December 28, 2012 § 2 Comments
Finally, snow. And not just another piddling, half-baked storm, but the real thing: Hour after hour of darkened skies and mounting drifts. We could see it building the previous afternoon, our vantage point being most excellent, courtesy of a three-hour ramble through Cabot’s deepest, densest forests in search of a neighbor’s marauding heifer. Actually, “ramble” doesn’t quite do it justice, given the severity of the terrain, the speed of the chase, and the fact that, by the end of the second hour, Penny and I were both so sweat-soaked and stomach-empty we were having trouble walking a straight line. Indeed, I suspect the only thing that kept us going was the fact that the owner of said heifer is 64 years of age, was wearing blue jeans, a sweat shirt, and a baseball cap, and seemed as if he could’ve kept it up until dark. Hell, he probably would have, if not for the fact that evening milking was looming. In any event, we ended up high on a ridge on the other side of town, heiferless and hungry.

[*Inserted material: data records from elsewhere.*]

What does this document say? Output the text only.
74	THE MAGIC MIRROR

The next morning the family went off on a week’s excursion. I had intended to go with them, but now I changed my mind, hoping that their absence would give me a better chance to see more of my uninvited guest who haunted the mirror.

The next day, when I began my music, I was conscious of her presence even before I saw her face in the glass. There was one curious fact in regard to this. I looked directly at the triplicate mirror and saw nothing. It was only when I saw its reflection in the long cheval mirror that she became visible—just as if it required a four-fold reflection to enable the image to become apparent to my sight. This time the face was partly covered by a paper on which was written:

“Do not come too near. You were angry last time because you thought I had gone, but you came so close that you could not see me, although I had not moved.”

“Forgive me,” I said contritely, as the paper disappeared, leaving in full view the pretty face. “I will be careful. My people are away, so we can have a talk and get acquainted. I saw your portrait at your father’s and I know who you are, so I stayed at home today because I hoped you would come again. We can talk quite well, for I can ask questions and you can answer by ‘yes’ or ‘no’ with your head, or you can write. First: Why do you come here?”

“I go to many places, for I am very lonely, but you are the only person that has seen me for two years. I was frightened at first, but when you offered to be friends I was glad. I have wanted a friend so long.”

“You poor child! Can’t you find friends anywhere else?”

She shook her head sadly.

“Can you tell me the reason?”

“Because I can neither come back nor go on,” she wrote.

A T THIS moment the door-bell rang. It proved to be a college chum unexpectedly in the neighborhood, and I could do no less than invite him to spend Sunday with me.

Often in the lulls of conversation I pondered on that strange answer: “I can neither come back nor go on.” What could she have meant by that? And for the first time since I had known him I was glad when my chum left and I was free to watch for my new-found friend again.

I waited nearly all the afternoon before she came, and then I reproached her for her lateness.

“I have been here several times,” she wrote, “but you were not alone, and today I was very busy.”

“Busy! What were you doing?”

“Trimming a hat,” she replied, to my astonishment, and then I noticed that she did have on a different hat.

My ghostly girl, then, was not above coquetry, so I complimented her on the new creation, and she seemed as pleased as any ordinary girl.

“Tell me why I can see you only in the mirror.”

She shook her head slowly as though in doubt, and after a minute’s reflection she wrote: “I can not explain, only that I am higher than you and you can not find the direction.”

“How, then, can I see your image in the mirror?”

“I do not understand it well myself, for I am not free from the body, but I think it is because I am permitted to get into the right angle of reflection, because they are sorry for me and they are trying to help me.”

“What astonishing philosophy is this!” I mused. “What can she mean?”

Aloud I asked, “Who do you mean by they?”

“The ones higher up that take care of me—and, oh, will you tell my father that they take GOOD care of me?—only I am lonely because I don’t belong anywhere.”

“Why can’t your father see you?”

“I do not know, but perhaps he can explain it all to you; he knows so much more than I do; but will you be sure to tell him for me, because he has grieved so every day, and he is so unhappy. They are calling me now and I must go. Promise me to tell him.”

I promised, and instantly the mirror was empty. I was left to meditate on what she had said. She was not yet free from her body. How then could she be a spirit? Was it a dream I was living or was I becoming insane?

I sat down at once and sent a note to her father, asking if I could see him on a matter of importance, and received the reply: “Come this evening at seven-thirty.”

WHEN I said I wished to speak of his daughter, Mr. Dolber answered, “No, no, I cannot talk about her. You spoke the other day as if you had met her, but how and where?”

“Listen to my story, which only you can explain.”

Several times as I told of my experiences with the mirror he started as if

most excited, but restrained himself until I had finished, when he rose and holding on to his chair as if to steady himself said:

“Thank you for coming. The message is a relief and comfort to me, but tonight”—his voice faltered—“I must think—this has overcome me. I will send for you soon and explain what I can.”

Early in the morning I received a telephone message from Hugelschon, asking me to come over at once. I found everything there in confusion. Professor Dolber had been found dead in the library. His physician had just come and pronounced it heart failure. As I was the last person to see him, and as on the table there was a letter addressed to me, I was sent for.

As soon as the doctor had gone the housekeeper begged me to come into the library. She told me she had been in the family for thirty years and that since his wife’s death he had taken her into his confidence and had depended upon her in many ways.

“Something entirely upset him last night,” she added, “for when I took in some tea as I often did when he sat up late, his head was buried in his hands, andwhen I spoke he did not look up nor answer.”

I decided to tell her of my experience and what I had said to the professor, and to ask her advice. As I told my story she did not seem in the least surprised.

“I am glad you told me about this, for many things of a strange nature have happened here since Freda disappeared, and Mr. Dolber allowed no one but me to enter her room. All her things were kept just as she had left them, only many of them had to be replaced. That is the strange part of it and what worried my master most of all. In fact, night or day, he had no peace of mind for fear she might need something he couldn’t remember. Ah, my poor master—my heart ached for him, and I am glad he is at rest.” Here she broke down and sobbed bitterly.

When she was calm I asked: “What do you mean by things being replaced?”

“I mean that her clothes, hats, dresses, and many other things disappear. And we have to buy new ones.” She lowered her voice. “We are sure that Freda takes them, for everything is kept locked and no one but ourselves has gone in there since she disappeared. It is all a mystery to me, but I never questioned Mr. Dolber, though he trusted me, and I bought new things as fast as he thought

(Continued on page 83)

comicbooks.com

At one point, when it became clear we would need to cross a large stream/small river, our neighbor found a thin wedge of ice that looked at least marginally promising, and wormed across on his belly, so as to distribute his weight. As I watched him slowly making his way across the water, it struck me that for all the things I might want for myself in my advancing years, I want nothing more than to maintain the capacity for such adventures. Not just the physical capacity (although that’s clearly a crucial element), but also the mental and emotional capacity, the simple willingness to accept and perhaps even embrace the small, odd hardships of rural living. Because while I was frankly stunned by our companion’s physical endurance (did I mention he’s 64? And that he’d already worked what most folks would consider a full day? And that he still had a solid four hours of barn chores to complete before his day would end?), I was even more astounded by the equanimity he maintained.
Indeed, throughout the whole affair, there was banter and laughter aplenty, and not once did he raise his voice or express anything but the mildest duress. Perhaps this is merely the result of his relatively advanced years and the fact that, after six decades of farming and all the unanticipated challenges that implies, he has learned that the emotional drain of anger and frustration is a frivolous use of his energy. I won’t hit my 60′s for another 20 years, so I suppose there’s still hope that somewhere along the way, I’ll learn the same damn thing.
There is no satisfying conclusion to this story, for the young holstein is still out there somewhere, destined for some as-yet-undetermined future. But then, the same could be said for any of us, no?